La noche del suceso, a Ibrahim y a su esposa les despertó el ruido de un camión. «Al principio pensamos que sería el de la basura, pero el tiempo pasaba y el vehículo seguía allí. Abrí la ventana y vi a los bomberos. Inspeccioné mi casa y todo estaba en orden. Sin embargo, sobre la una, el humo empezó a extenderse. Cogí a los niños y los llevé a mi habitación. Al cabo de un rato llegó la Ertzaintza y nos dijo que era mejor que saliéramos. Abandonamos el piso con lo puesto. Fuimos a casa del padre de mi mujer, que también vive en Azkoitia. Cuando regresé no me dejaban pasar. Mi casa estaba con el techo caído».
Fran Municio ha tenido algo más de suerte. Su casa se ubica en el número de 10. Es uno de los inmuebles que menos ha sufrido los efectos del incendio. «Parte de una pared del número 14 ha caído sobre el tejado de mi casa. Ha roto algunas tejas y estamos a la espera de saber si el onduline ha aguantado», explica.
Fran, que vive con su esposa Amaia Zabaleta y un hijo, todavía no ha podido regresar a su domicilio y se halla en casa de unos amigaos. «Nuestro problema es que tenemos cerrado el acceso a la vivienda, ya que para llegar a ella hay que atravesar un pasadizo que discurre por debajo del número 14 y hay peligro de que se derrumbe», explica.
La familia reconoce que afronta el futuro con incertidumbre. «Todas estas casas están fuera de ordenación y no sé qué va a pasar ahora. Cada vez que hemos intentado realizar alguna mejora, el Ayuntamiento nos ha denegado el permiso. Me he visto en la necesidad de hacer obras en mi casa y ello me ha acarreado problemas».
Le despertaron los cascotes
Fran y su familia todavía no han podido olvidar los momentos de tensión que les tocó vivir la madrugada del sábado. Asegura que aún se desconoce «cómo empezó todo. Se dice que los del primer piso del número 14 encendieron una antigua chimenea y que al ver que salía mucho humo se asustaron y llamaron a los bomberos. El personal de extinción estuvo un buen rato; inspeccionaron los pisos, abrieron suelos y techos, echaron agua… Dijeron que había sido debido a la acumulación de grasa en la chimenea porque hacía mucho que no se encendía. En aquel momento, ahí quedó todo. A los del número 12 nos dieron permiso para regresar y a los del 14 les dijeron que estuvieran tranquilos, que no tendrían problemas para volver a la mañana siguiente».
Fran retornó a su vivienda. Para nada imaginaba lo que le aguardaba la noche. «Me desperté por los ruidos de los cascotes que estaban cayendo encima del tejado de mi casa. Cuando me levanté, avisé a mi mujer, a mi hijo y salimos. Eran las cinco de la mañana. El fuego que había era ya incontrolable», recuerda.

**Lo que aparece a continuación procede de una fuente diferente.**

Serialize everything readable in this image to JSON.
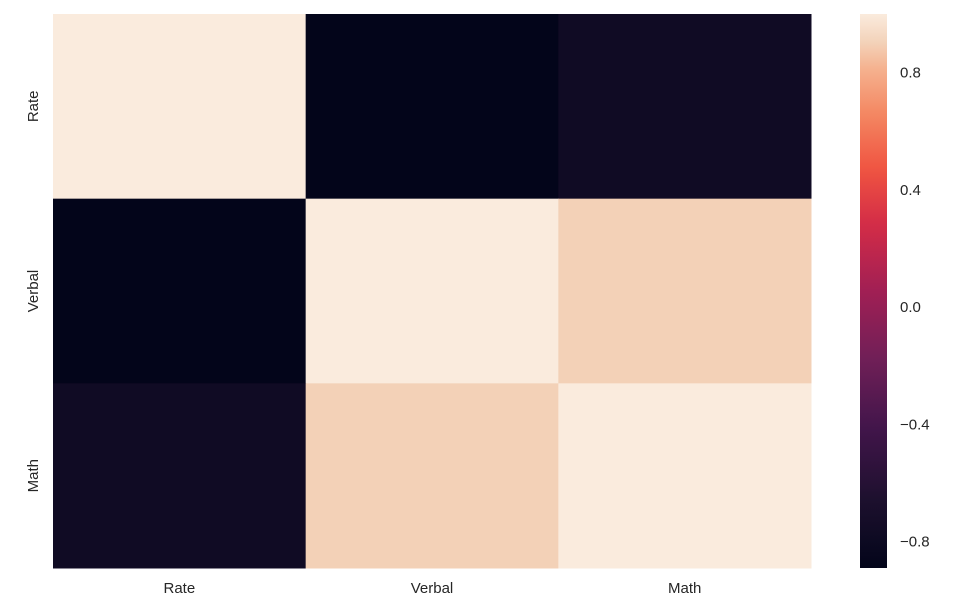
{
  "chart_data": {
    "type": "heatmap",
    "title": "",
    "xlabel": "",
    "ylabel": "",
    "x_categories": [
      "Rate",
      "Verbal",
      "Math"
    ],
    "y_categories": [
      "Rate",
      "Verbal",
      "Math"
    ],
    "values": [
      [
        1.0,
        -0.89,
        -0.77
      ],
      [
        -0.89,
        1.0,
        0.9
      ],
      [
        -0.77,
        0.9,
        1.0
      ]
    ],
    "colorbar": {
      "vmin": -0.89,
      "vmax": 1.0,
      "ticks": [
        0.8,
        0.4,
        0.0,
        -0.4,
        -0.8
      ],
      "tick_labels": [
        "0.8",
        "0.4",
        "0.0",
        "−0.4",
        "−0.8"
      ],
      "colormap": "rocket",
      "position": "right"
    },
    "grid": false
  }
}
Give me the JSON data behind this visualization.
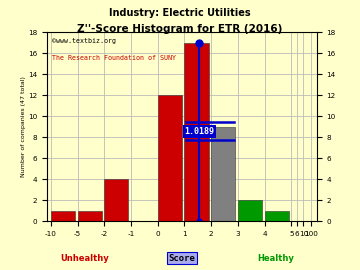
{
  "title": "Z''-Score Histogram for ETR (2016)",
  "subtitle": "Industry: Electric Utilities",
  "watermark1": "©www.textbiz.org",
  "watermark2": "The Research Foundation of SUNY",
  "xlabel_score": "Score",
  "xlabel_unhealthy": "Unhealthy",
  "xlabel_healthy": "Healthy",
  "ylabel_left": "Number of companies (47 total)",
  "etr_value": 1.0189,
  "bar_positions": [
    -11,
    -6,
    -2,
    -1,
    0,
    1,
    1.5,
    3.5,
    4.5
  ],
  "bar_widths": [
    1,
    1,
    1,
    1,
    1,
    1,
    1,
    1,
    1
  ],
  "bar_heights": [
    1,
    1,
    4,
    0,
    12,
    17,
    9,
    2,
    1
  ],
  "bar_colors": [
    "#cc0000",
    "#cc0000",
    "#cc0000",
    "#cc0000",
    "#cc0000",
    "#cc0000",
    "#808080",
    "#009900",
    "#009900"
  ],
  "red_color": "#cc0000",
  "green_color": "#009900",
  "gray_color": "#808080",
  "blue_color": "#0000cc",
  "bg_color": "#ffffcc",
  "grid_color": "#bbbbbb",
  "yticks": [
    0,
    2,
    4,
    6,
    8,
    10,
    12,
    14,
    16,
    18
  ],
  "xtick_labels": [
    "-10",
    "-5",
    "-2",
    "-1",
    "0",
    "1",
    "2",
    "3",
    "4",
    "5",
    "6",
    "10",
    "100"
  ],
  "xtick_positions": [
    -11,
    -6,
    -2,
    -1,
    0,
    1,
    2,
    3,
    4,
    5,
    6,
    10,
    100
  ],
  "xlim": [
    -12.5,
    101
  ],
  "ylim": [
    0,
    18
  ]
}
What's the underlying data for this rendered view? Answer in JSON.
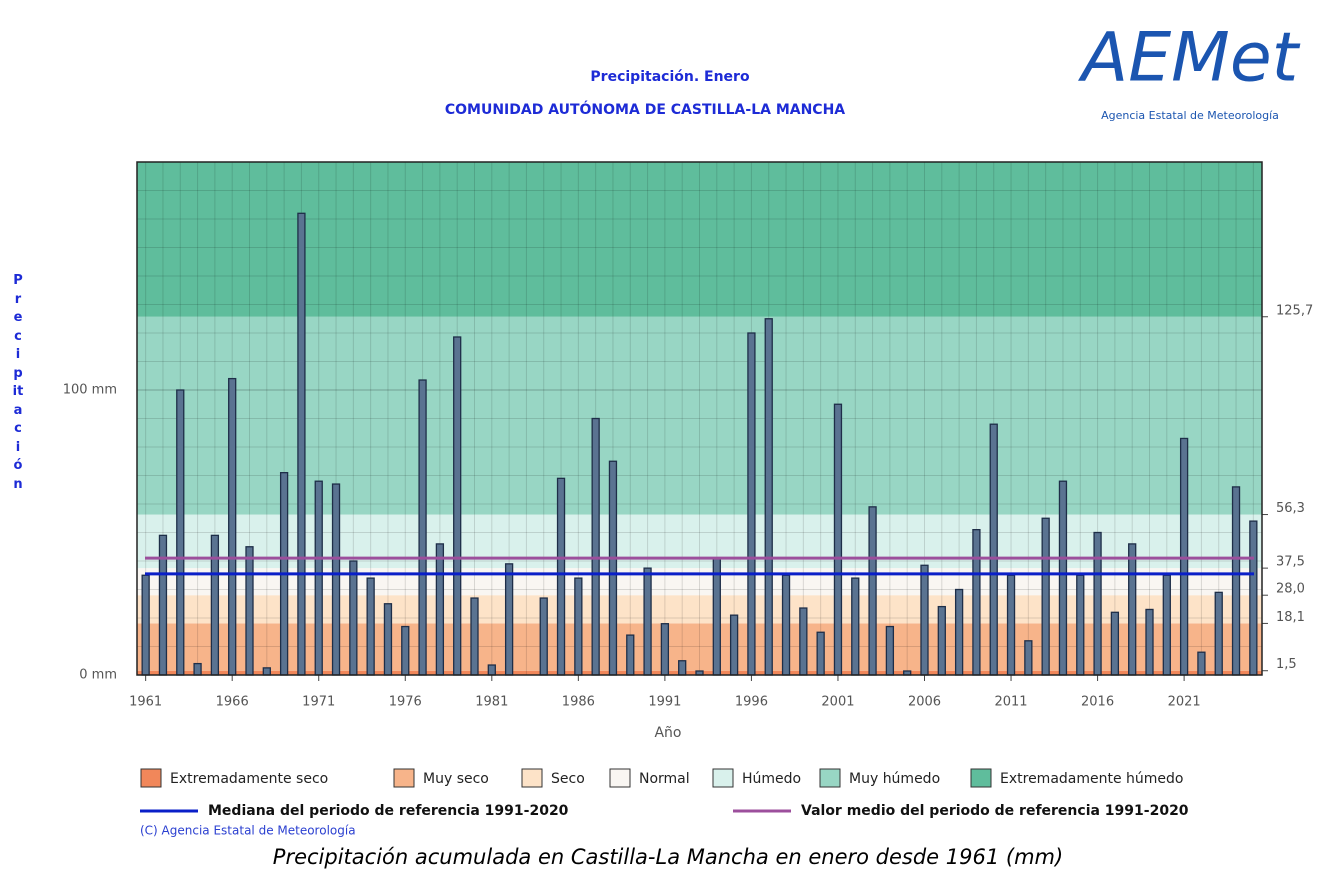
{
  "chart_data": {
    "type": "bar",
    "title": "Precipitación. Enero",
    "subtitle": "COMUNIDAD AUTÓNOMA DE CASTILLA-LA MANCHA",
    "logo": "AEMet",
    "logo_caption": "Agencia Estatal de Meteorología",
    "ylabel": "Precipitación",
    "xlabel": "Año",
    "copyright": "(C) Agencia Estatal de Meteorología",
    "caption": "Precipitación acumulada en Castilla-La Mancha en enero desde 1961 (mm)",
    "x": [
      1961,
      1962,
      1963,
      1964,
      1965,
      1966,
      1967,
      1968,
      1969,
      1970,
      1971,
      1972,
      1973,
      1974,
      1975,
      1976,
      1977,
      1978,
      1979,
      1980,
      1981,
      1982,
      1983,
      1984,
      1985,
      1986,
      1987,
      1988,
      1989,
      1990,
      1991,
      1992,
      1993,
      1994,
      1995,
      1996,
      1997,
      1998,
      1999,
      2000,
      2001,
      2002,
      2003,
      2004,
      2005,
      2006,
      2007,
      2008,
      2009,
      2010,
      2011,
      2012,
      2013,
      2014,
      2015,
      2016,
      2017,
      2018,
      2019,
      2020,
      2021,
      2022,
      2023,
      2024,
      2025
    ],
    "values": [
      35,
      49,
      100,
      4,
      49,
      104,
      45,
      2.5,
      71,
      162,
      68,
      67,
      40,
      34,
      25,
      17,
      103.5,
      46,
      118.6,
      27,
      3.5,
      39,
      0,
      27,
      69,
      34,
      90,
      75,
      14,
      37.5,
      18,
      5,
      1.4,
      41,
      21,
      120,
      125,
      35,
      23.5,
      15,
      95,
      34,
      59,
      17,
      1.4,
      38.5,
      24,
      30,
      51,
      88,
      35,
      12,
      55,
      68,
      35,
      50,
      22,
      46,
      23,
      35,
      83,
      8,
      29,
      66,
      54
    ],
    "color": "#5a7391",
    "edge_color": "#1e2e48",
    "xlim": [
      1960.5,
      2025.5
    ],
    "xticks": [
      1961,
      1966,
      1971,
      1976,
      1981,
      1986,
      1991,
      1996,
      2001,
      2006,
      2011,
      2016,
      2021
    ],
    "ylim": [
      0,
      180
    ],
    "yticks": [
      {
        "value": 0,
        "label": "0 mm"
      },
      {
        "value": 100,
        "label": "100 mm"
      }
    ],
    "minor_yticks": [
      10,
      20,
      30,
      40,
      50,
      60,
      70,
      80,
      90,
      110,
      120,
      130,
      140,
      150,
      160,
      170
    ],
    "y2ticks": [
      {
        "value": 1.5,
        "label": "1,5"
      },
      {
        "value": 18.1,
        "label": "18,1"
      },
      {
        "value": 28.0,
        "label": "28,0"
      },
      {
        "value": 37.5,
        "label": "37,5"
      },
      {
        "value": 56.3,
        "label": "56,3"
      },
      {
        "value": 125.7,
        "label": "125,7"
      }
    ],
    "grid": true,
    "bands": [
      {
        "name": "Extremadamente seco",
        "color": "#f1875a"
      },
      {
        "name": "Muy seco",
        "color": "#f7b48a"
      },
      {
        "name": "Seco",
        "color": "#fde3c8"
      },
      {
        "name": "Normal",
        "color": "#f9f6f2"
      },
      {
        "name": "Húmedo",
        "color": "#d9f1ec"
      },
      {
        "name": "Muy húmedo",
        "color": "#98d6c4"
      },
      {
        "name": "Extremadamente húmedo",
        "color": "#5fbd9c"
      }
    ],
    "reference_lines": [
      {
        "name": "Mediana del periodo de referencia 1991-2020",
        "color": "#0a1fc8",
        "value": 35.5
      },
      {
        "name": "Valor medio del periodo de referencia 1991-2020",
        "color": "#9c4f9c",
        "value": 41
      }
    ]
  }
}
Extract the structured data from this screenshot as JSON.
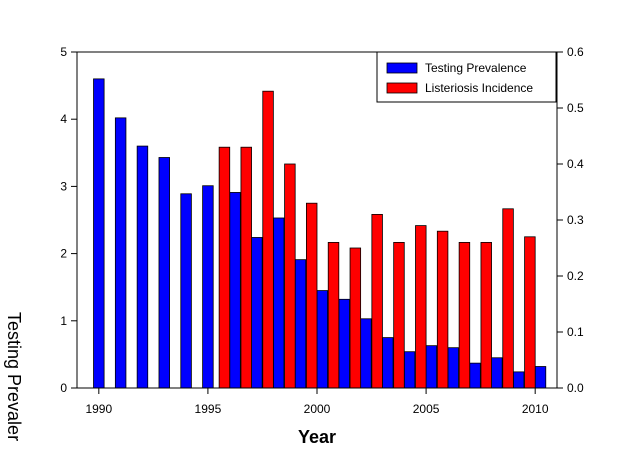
{
  "chart_data": {
    "type": "bar",
    "title": "",
    "xlabel": "Year",
    "ylabel": "Testing Prevaler",
    "y2label": "",
    "xlim": [
      1989,
      2011
    ],
    "ylim": [
      0,
      5
    ],
    "y2lim": [
      0,
      0.6
    ],
    "x_ticks": [
      1990,
      1995,
      2000,
      2005,
      2010
    ],
    "y_ticks": [
      "0",
      "1",
      "2",
      "3",
      "4",
      "5"
    ],
    "y2_ticks": [
      "0.0",
      "0.1",
      "0.2",
      "0.3",
      "0.4",
      "0.5",
      "0.6"
    ],
    "grid": false,
    "legend_position": "top-right",
    "colors": {
      "testing": "#0000ff",
      "listeriosis": "#ff0000",
      "edge": "#000000"
    },
    "series": [
      {
        "name": "Testing Prevalence",
        "axis": "left",
        "x": [
          1990,
          1991,
          1992,
          1993,
          1994,
          1995,
          1996,
          1997,
          1998,
          1999,
          2000,
          2001,
          2002,
          2003,
          2004,
          2005,
          2006,
          2007,
          2008,
          2009,
          2010
        ],
        "values": [
          4.6,
          4.02,
          3.6,
          3.43,
          2.89,
          3.01,
          2.91,
          2.24,
          2.53,
          1.91,
          1.45,
          1.32,
          1.03,
          0.75,
          0.54,
          0.63,
          0.6,
          0.37,
          0.45,
          0.24,
          0.32
        ]
      },
      {
        "name": "Listeriosis Incidence",
        "axis": "right",
        "x": [
          1996,
          1997,
          1998,
          1999,
          2000,
          2001,
          2002,
          2003,
          2004,
          2005,
          2006,
          2007,
          2008,
          2009,
          2010
        ],
        "values": [
          0.43,
          0.43,
          0.53,
          0.4,
          0.33,
          0.26,
          0.25,
          0.31,
          0.26,
          0.29,
          0.28,
          0.26,
          0.26,
          0.32,
          0.27
        ]
      }
    ]
  }
}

Cuando alcanzaron la calle «sólo había una manguera extendida en el suelo y una patrulla de la Ertzain-tza. Me quedé sorprendido. Pregunté que dónde estaban los bomberos. Los agentes respondieron que se hallaban ya de camino. Pero ¿por qué se han ido?, les dije. No entendía nada. Para cuando llegaron, las llamaradas eran enormes», explica.
Fran Municio opina que la actuación de los bomberos fue «mala, mala, mala. Dicen que han cumplido con el protocolo. Pues habrá que revisarlo. Hace unas semanas hubo unas inundaciones en unos garajes por las lluvias. Acudieron varias dotaciones, achicaron el agua y estuvieron veinticuatro horas de guardia. Aquí, sólo dejaron una manguera extendida».